Lettere 1936-1968 Capitini Aldo  Calogero Guido  Casadei T. (Cur.)  Moscati G. (Cur.)   -  Carocci , 2009  -  Epistolario Di Aldo Capitini

Per il rapporto intercorso tra Guido Calogero (Roma 1904-1986), uno dei principali filosofi italiani del Novecento, e Aldo Capitini (Perugia 1899-1968), il pensatore italiano della nonviolenza, basti prendere in considerazione i numerosi scritti che l'uno ha dedicato all'altro.
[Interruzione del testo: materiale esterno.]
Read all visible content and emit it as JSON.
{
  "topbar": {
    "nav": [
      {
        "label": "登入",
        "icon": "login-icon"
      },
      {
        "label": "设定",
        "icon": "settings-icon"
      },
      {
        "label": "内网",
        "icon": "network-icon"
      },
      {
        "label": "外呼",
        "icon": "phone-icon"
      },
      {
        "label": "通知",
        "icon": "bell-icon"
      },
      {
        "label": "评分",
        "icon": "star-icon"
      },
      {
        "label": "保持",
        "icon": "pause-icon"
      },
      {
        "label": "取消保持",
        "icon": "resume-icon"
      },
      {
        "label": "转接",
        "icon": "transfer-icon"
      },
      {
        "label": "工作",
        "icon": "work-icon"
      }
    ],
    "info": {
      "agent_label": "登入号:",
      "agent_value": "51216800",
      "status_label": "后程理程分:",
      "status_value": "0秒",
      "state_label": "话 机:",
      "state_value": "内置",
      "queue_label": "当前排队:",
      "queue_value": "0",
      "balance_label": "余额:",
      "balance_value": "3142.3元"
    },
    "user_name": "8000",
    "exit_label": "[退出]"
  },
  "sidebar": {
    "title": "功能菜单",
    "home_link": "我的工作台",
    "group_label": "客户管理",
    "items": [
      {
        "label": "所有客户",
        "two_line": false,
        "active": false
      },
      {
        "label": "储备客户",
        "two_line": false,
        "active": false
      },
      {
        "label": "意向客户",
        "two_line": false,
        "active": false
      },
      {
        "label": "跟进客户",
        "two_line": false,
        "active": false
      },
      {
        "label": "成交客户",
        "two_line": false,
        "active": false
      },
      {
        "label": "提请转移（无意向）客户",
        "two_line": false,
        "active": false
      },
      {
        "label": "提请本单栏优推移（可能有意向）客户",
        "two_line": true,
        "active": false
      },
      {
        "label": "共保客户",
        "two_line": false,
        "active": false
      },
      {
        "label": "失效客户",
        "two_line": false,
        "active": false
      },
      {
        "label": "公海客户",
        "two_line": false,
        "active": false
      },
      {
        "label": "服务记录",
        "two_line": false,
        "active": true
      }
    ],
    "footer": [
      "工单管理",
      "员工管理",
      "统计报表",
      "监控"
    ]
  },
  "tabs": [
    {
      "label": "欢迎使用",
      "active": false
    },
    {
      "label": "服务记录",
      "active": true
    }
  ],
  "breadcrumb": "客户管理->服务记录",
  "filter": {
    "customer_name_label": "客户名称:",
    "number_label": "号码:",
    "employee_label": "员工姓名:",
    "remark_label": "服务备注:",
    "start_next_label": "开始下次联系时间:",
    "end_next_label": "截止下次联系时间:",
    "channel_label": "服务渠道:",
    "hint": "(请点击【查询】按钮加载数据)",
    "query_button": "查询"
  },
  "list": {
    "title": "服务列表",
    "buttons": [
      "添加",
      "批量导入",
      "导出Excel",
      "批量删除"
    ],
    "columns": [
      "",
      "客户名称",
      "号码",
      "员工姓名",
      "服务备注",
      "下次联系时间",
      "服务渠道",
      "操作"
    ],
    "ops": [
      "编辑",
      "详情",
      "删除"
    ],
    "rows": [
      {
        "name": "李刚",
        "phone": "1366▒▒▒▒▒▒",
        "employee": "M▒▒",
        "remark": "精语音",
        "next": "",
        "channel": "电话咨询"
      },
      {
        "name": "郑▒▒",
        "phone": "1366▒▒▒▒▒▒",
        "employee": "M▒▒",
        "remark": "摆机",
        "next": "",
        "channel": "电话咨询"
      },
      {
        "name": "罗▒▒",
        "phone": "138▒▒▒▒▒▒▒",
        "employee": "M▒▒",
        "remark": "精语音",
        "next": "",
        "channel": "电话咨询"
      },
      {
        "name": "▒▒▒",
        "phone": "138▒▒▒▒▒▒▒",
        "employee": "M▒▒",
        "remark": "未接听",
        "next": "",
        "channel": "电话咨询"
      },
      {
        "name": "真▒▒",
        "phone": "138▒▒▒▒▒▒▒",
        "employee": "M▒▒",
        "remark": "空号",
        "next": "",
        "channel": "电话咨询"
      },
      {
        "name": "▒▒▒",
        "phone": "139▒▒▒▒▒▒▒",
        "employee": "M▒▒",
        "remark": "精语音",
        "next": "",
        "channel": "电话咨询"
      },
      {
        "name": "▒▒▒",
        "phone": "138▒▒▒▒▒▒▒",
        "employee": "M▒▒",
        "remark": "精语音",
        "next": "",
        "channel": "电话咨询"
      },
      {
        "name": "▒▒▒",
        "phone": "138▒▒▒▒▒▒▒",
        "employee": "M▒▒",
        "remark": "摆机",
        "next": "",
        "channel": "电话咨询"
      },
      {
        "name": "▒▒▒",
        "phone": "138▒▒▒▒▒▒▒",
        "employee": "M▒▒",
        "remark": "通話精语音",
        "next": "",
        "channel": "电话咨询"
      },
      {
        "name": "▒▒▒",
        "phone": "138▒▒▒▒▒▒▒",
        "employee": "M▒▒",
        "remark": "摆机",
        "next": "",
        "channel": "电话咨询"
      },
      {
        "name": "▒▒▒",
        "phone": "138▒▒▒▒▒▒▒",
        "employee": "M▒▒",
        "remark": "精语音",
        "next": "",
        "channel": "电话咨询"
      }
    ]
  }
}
E nell'ambito del pensiero etico e politico e nelle vicende che accompagnano la nascita del liberalsocialismo che avviene l'incontro tra i due, rievocato dal filosofo romano in uno scritto del 1944 dal titolo "Ricordi del movimento liberalsocialista". Capitini nel suo autobiografico "Antifascismo tra i giovani" sottolinea: "Dietro a noi due stavano i miei 'Elementi di un'esperienza religiosa' e il suo libro 'La scuola dell'uomo'", di cui il pensatore umbro aveva già condotto una approfondita analisi in un saggio del 1940. Il confronto e i punti di contatto non sono tuttavia limitati all'esperienza sopradetta; essi investono tanto la tempra morale delle due personalità, il loro alto profilo di educatori alla democrazia, per una nuova socialità da promuovere in Italia con l'affermarsi di una piena libertà non soltanto formale, quanto i rispettivi presupposti di pensiero. Il carteggio getta nuova luce su questi nessi non meno che sul lungo rapporto di amicizia e di stima che legò lo studioso di rilievo e di fama internazionale allo scrittore perugino ben oltre gli anni della clandestinità e della prigione.